Know what is Bootstrapped Startup
These days, the third season of Shark Tank India is going on and if you have watched any episode, you must have heard many times that some startup founders used to call themselves bootstrapped. Now the question arises that what does bootstrapped mean and from where do such startups get money (How Bootstrapped Startups Arrange Fund)
In today's time,
startup culture is growing rapidly. In such a situation, people get to
hear new startup terms. One such startup term is Bootstrapped Startups.
These days, the third season of Shark Tank India is going on and if you
have watched any episode, you must have heard many times that some
startup founders used to call themselves bootstrapped. Now the question
arises that what does bootstrapped mean and from where do such startups
get money (How Bootstrapped Startups Arrange Fund).
First know what is bootstrapped startup ?
If
we understand in simple language, that startup is called bootstrapped
startup, which has not taken money from any investor for the business.
That means all the money is invested by the founder in that business.
This money could be his own savings or borrowed from a friend or
relative or a loan from a bank. In this type of business, all the equity
is with the founders.
What is the advantage of bootstrapped startup?
There are many benefits of a startup being bootstrapped. The biggest advantage is that the entire equity of the business is with the founders, so there is no need to share the profits with anyone else.
Since there is no outside investor, the entire control of the business is in the hands of the founder.
After
the arrival of investors, many times the vision of the business changes
in order to earn profits, but bootstrapped has this advantage and the
founders can do business keeping their vision in mind.
How do bootstrapped startups arrange money?
Whatever startups are bootstrapped, they use many types of sources for money. Let us know about each one one by one.
1- Own savings money
Most
startups start their startup using their savings. Some founders are
from rich families so they have some money to start the business or
rather they get that money from someone at home. There are many founders
who work for the first few years and raise money, after which they
start their startup.
2- Borrow from friend-relative
Most of
the founders start the business with their own money, but later when
they need money, they ask for loan from friends and relatives. Some
founders start the business by taking loan, but in such situations they
get very little money because the risk is very high.
3- Loan from bank
Most of the bootstrapped startups start the business by investing their own money and then when they need money, they take a loan from the bank. However, for this you have to convince the bank that your business is doing well or has the potential to improve a lot.

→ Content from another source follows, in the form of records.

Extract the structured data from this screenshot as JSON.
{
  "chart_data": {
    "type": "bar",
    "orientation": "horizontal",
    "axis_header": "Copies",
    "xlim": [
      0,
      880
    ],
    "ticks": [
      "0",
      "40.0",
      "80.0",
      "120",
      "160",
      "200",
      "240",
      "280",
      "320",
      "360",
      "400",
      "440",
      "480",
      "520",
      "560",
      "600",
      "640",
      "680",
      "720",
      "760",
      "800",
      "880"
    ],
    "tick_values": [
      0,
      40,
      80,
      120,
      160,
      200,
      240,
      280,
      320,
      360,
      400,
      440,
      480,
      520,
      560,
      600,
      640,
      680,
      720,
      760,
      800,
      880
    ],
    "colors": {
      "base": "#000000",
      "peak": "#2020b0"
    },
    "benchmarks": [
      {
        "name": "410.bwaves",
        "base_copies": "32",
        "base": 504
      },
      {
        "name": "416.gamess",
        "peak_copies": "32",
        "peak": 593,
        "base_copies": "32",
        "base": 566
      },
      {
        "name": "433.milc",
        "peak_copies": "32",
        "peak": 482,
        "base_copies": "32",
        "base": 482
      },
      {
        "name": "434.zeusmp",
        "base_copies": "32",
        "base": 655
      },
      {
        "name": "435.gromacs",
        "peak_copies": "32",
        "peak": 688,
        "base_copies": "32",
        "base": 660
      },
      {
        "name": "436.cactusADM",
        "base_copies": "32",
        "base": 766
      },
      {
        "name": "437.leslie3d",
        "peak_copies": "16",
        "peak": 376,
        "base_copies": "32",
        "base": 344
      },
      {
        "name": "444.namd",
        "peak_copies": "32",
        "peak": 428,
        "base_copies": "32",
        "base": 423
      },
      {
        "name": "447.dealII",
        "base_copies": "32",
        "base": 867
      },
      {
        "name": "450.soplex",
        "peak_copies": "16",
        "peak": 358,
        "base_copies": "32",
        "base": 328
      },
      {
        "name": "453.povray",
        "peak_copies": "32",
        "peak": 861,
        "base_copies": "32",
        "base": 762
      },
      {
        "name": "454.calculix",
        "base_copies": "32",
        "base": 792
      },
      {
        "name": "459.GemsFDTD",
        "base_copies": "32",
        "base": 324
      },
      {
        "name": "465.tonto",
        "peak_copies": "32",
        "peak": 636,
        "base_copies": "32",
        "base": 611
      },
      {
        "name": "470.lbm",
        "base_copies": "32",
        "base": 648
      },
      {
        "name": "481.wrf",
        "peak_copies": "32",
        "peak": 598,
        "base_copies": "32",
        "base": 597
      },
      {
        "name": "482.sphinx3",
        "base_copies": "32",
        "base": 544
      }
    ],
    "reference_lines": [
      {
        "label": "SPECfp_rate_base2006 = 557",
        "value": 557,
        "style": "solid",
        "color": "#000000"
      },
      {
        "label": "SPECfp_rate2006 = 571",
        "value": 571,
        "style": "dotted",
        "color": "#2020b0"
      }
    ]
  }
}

4- Earning from side project
There
are many startups that run a side project to achieve their main vision,
so that they continue earning and the startup does not have to face
financial problems. For many people, this side project is their job, for
many people it is a side business, while many people earn money for
their startup by doing consulting services or part-time jobs.
5- Crowdfunding and community support
You can also raise money from crowdfunding platforms by showcasing your innovative idea. This is a very popular method for bootstrapped startups. Through this he raises a lot of money and takes his business forward. If your startup idea is such that it is benefiting many people, then you can easily get a lot of money from crowdfunding.